Il veut me servir de secrétaire particulier mais, hélas, ne cesse de trébucher sur le subjonctif imparfait :
– Madame voulait que je venasse, euh, que je viennisse, pardon… que je venissâs !
– Barbarisme ! Reprenez !
– Ve…
– Vous voulez m’exaspérer ? Je vous l’ai déjà dit, la première syllabe n’est pas « ve »… Si c’est faux la première fois, ce sera tout aussi faux la deuxième ! Utilisez votre cerveau ! dis-je en lui frappant le crâne.
– Vie…
– Non, non et non ! La réponse est « que je VINSSE » ! Allez, le verbe « jouir », maintenant !
– Que je JOUINSSE !
– Ah ça, c’est pas près de vous arriver !
Au bout d’un quart d’heure, d’un commun accord, nous laissons de côté les subtilités de la conjugaison, fût-elle imparfaite, pour passer à un autre exercice : la dictée. Quel texte lui choisir, à lui dont l’orthographe laisse si peu à redire ? L’intérêt du jeu, c’est d’avoir des erreurs à sanctionner et la rectitude de mon soumis du jour le dissuadera sûrement d’en commettre.
Moralité : de prendre ses tâches à la lettre, ça vous prive de cravache.
La solution serait un texte bourré de pièges. La fameuse dictée de Mérimée avec ses « cuissots » et ses « cuisseaux », peut-être ? Mouais. Pour l’érotisme, il faudrait être cannibale. Qui, alors ? Sade ? Sacher-Masoch ? Pierre Louÿs ? Anaïs Nin dont je relis par petits bouts Venus Erotica ? Voilà, Nin, quelle bonne idée… sauf qu’à la faible lumière des bougies, je ne vois rien de rien.

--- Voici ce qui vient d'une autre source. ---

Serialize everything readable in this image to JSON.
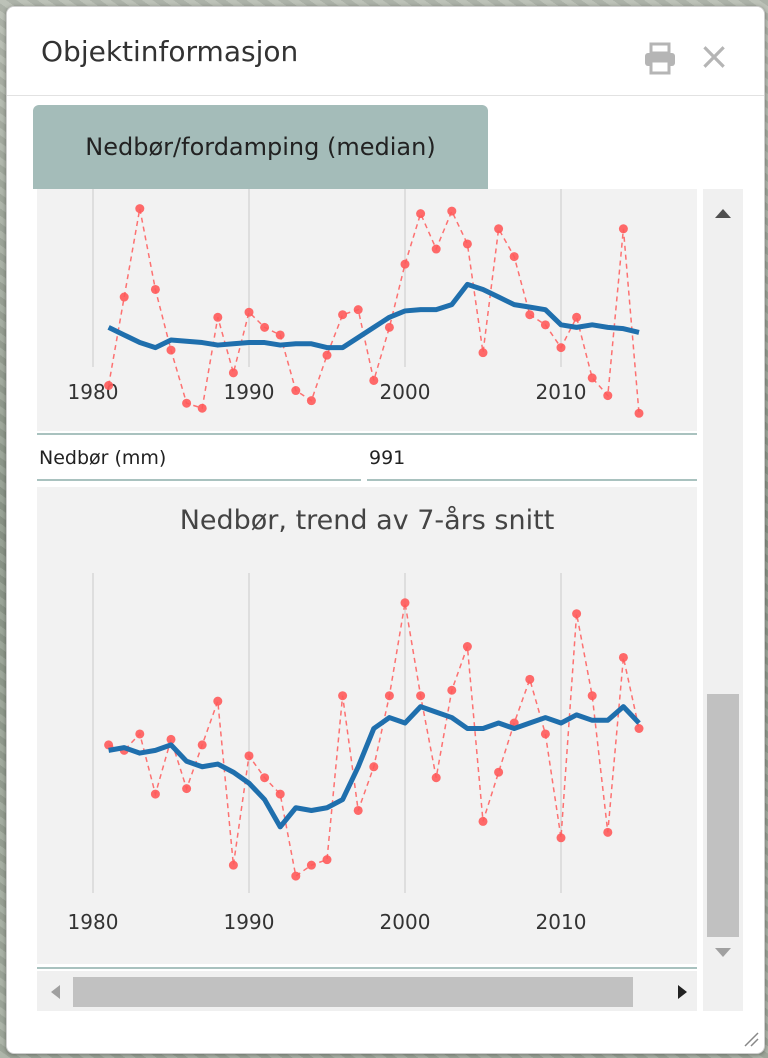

Quitte à ce que quelqu’un se crève les yeux, autant que ce soit lui.
J’ordonne en lui jetant le livre :
– Lisez !
Il l’ouvre au hasard. Je m’assois face à lui, jambes croisées. Il se racle la gorge. Je braque la chambrière sur son téton. Il commence d’une voix forte :
– Marianne. Je me présenterai comme la « madame » d’une maison de prostitution littéraire…
– Sérieusement ? C’est le début du texte ?
– Oui, Madame.
– Ah, ah, c’est prédestiné ! Continuez !
– … la « madame » de ce broupe d’éprivains…
– Pardon ?
La chambrière voltige, menaçante, sous son nez.
– … de ce broude d’étrivains…
Dziiim, j’abats la chambrière sur son flanc. Il piaule, baisse le nez et reprends, docile :
– … de ce groute d’écripains…
Dziiim, Dziiim !
– … de ce BROUTE D’ÉPRIPAINS…
Dziiim, dziiim, dziiiim !
– … de ce BROUTIPAIN !
DZZZIIIIIIIIMMM !
Moralité : la littérature, ça fait des bleus. Et pas qu’à l’âme.